El enfado de Ortiz fue palpable en la conferencia de prensa, donde sus respuestas cortas y al grano mostraban el impacto emocional de la derrota. Al interrogarlo sobre los factores que llevaron a la victoria de Coquimbo, el DT simplificó la situación diciendo: “metieron el gol, nosotros no”. Además, reconoció que los goles por pelota parada eran un aspecto que su equipo debía tener en cuenta, ya que este fue precisamente el método que utilizaron los rivales para abrir el marcador. Su mensaje central, sin embargo, fue uno de confianza en su plantel, asegurando que se revertiría la situación a través del trabajo en equipo y la mentalidad correcta. «El domingo tenemos una revancha», afirmó, mirando hacia el próximo encuentro.
A medida que Ortiz respondía las preguntas, la tensión continuaba elevándose en la cancha, con enfrentamientos entre jugadores en el túnel hacia los camarines. Joaquín Sosa y Manuel Fernández intercambiaron palabras acaloradas, señal del compromiso y la pasión de ambos equipos en un duelo que no solo fue disputado en el campo, sino también en el plano emocional. Este tipo de incidentes son comunes en partidos de alta presión, y reflejan el deseo de los jugadores de luchar hasta el último minuto, aunque ello termine en confrontaciones de este tipo.

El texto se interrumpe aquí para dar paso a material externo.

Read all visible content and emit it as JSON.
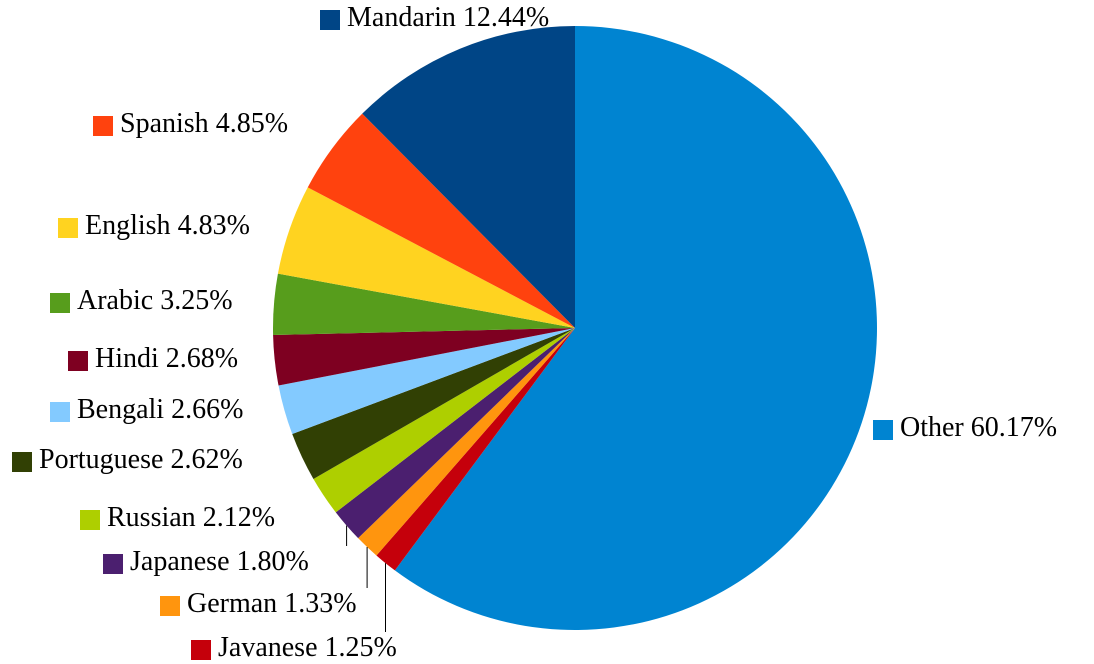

Por el lado de Coquimbo, el entrenador Hernán Caputto parecía más satisfecho con el desempeño de su equipo. El caos y el ruido del partido no mermaron su entusiasmo tras la victoria. Caputto enfatizó la importancia de haber ganado un partido que anteriormente había dejado al equipo con un «gusto a poco» en duelos anteriores frente a Colo Colo. Su estrategia de presión alta, especialmente en el primer tiempo, fue clave para minimizar las oportunidades del rival y capitalizar en su momento de debilidad. Sin duda, la victoria fue un gran aliciente para sus jugadores, que no han tenido días libres recientemente, dándole un sentido de logro al trabajo arduo realizado.
La situación se torna crítica para Colo Colo, que enfrenta ahora un panorama complicado en la Copa de la Liga. La incapacidad para cerrar partidos y la constante presión del arbitraje son elementos que deben ser ajustados en el enfoque del equipo. Con la próxima revancha a la vista, la esperanza se centra en que Ortiz y su plantel puedan alinear esfuerzos y arrojar un acorde resultado para soñar con avanzar en el torneo. Las palabras de Ortiz sobre la confianza en su equipo serán puestas a prueba, y la capacidad para levantarse tras una caída será crucial en los desafíos venideros.